Le premier ministre de l'Alberta, Jason Kenney
Le premier ministre de l'Alberta, Jason Kenney

Jason Kenney et la nécessité de penser l’après-pétrole en Alberta

POINT DE VUE / Le 27 avril, le premier ministre albertain, Jason Kenney, a eu cette réaction viscérale lors de la conférence de presse quotidienne sur la COVID-19.

Interrogé à savoir si la crise économique actuelle ne prouvait-elle pas qu’il était temps pour l’Alberta d’envisager un avenir post-pétrole, il s’est emporté en signalant au journaliste l’impertinence de sa question dans le contexte actuel.

Cette attitude étonne. Lorsqu’on voit sa communauté souffrir d’un tel marasme économique en raison de la baisse vertigineuse des prix du pétrole, et que celle-ci est en bonne partie le fruit de décisions prises par d’autres acteurs, ce genre de questionnement devrait pourtant émerger.

Il est assez évident que le mauvais sort de l’économie albertaine est dû à des décisions sur lesquelles elle n’a aucune prise. Pis encore, elle dépend des stratégies géopolitiques de deux personnes, essentiellement: les dirigeants saoudien, Mohammed ben Salman, et russe, Valdimir Poutine.

Pauvre Alberta. Elle qui a tant contribué au transfert de richesses au Canada, et dont le Québec a largement bénéficié par le truchement de la péréquation, voit son sort finalement décidé par deux dirigeants bien étrangers à ses intérêts, et, au surplus, à la réputation sulfureuse.

Car l’écrasement des prix du pétrole, jusqu’en territoire négatif pendant une brève période, est certes la conséquence de la pandémie, mais surtout d’une guerre commerciale entre l’Arabie saoudite et la Russie. 

Ces deux pays ne cherchent qu’à protéger leur part de marché et, au passage, à doucher les producteurs de pétrole américains qui menacent leur hégémonie, au point d’avoir dépassé leur production il y a quelques années. On ne parle pas ici d’une économie de marché avec des règles égales pour tous, dans laquelle l’Alberta pourrait faire sa niche, mais bien d’une guerre entre deux dirigeants d’États non-démocratiques dans laquelle l’Alberta pèse bien peu.
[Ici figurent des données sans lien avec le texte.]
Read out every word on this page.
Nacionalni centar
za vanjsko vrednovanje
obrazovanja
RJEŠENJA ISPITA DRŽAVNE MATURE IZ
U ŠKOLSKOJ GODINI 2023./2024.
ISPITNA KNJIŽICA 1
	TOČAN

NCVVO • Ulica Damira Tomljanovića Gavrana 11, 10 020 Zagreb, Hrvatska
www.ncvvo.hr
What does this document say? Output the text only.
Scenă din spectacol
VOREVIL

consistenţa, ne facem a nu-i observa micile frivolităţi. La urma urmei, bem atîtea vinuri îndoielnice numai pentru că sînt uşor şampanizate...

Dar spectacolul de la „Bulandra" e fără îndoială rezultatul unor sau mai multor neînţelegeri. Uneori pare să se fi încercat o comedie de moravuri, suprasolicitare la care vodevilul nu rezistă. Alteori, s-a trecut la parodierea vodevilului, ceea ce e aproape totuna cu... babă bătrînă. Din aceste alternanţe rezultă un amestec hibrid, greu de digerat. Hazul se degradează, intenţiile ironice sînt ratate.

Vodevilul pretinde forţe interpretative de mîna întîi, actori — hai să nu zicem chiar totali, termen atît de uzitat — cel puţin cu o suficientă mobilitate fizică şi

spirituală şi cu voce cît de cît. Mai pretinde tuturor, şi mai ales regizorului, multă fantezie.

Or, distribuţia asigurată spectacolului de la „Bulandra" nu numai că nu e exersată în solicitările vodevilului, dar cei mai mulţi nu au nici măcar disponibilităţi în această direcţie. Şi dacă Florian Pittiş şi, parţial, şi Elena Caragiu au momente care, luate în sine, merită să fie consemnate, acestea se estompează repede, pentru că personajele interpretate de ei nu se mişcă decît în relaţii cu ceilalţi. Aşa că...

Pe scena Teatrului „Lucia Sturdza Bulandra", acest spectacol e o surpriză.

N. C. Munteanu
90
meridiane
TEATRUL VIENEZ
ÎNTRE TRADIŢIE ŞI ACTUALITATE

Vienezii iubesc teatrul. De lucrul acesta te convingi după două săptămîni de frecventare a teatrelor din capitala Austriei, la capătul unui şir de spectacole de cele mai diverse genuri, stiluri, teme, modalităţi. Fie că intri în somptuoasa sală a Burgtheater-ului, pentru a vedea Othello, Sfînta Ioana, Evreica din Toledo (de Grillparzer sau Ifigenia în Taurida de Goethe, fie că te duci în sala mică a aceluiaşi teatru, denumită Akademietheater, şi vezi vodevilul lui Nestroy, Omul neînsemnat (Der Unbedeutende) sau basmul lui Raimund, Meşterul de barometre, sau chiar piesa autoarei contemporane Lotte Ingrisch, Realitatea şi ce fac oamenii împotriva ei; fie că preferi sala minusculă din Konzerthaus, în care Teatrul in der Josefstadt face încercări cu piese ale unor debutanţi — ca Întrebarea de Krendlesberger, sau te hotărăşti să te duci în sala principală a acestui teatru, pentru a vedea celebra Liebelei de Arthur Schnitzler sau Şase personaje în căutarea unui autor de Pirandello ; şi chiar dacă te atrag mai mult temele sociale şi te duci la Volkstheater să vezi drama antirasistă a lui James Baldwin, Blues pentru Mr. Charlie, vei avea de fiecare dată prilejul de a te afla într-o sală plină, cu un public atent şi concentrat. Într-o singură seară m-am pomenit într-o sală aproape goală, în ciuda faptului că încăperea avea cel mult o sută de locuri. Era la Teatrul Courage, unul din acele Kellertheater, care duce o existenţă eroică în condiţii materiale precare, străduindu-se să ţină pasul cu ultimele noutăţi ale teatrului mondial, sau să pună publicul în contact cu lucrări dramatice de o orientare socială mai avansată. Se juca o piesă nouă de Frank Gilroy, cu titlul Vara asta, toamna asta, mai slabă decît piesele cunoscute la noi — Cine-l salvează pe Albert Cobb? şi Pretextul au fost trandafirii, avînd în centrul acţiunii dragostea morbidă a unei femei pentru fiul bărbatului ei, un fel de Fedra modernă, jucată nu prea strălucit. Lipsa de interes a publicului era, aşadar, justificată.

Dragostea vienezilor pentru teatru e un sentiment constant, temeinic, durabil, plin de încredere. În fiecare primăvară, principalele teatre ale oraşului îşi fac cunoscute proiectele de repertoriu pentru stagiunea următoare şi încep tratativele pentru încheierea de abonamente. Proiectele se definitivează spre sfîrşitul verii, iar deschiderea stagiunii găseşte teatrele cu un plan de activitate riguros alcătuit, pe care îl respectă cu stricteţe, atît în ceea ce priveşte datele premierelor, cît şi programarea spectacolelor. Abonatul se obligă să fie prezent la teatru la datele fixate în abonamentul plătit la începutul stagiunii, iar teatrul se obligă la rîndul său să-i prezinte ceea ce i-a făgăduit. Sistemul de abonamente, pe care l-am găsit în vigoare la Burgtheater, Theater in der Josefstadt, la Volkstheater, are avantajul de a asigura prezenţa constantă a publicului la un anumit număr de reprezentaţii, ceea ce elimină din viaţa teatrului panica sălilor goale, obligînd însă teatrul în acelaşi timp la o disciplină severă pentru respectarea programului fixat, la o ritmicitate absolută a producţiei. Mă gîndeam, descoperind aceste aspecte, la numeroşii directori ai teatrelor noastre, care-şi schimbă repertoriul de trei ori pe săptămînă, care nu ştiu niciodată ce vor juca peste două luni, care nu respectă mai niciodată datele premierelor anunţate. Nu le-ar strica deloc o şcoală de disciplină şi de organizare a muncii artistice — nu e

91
Avec une telle dépendance à l’égard de manœuvres machiavéliques hors de son contrôle, et avec des perspectives de reprise fort mitigées, l’Alberta devrait lancer dès maintenant une réflexion de fond sur la diversification de son économie.

Malheureusement, la réponse courroucée de Jason Kenney à la question du journaliste sur cet enjeu si fondamental laisse songeur et augure probablement mal pour l’économie albertaine.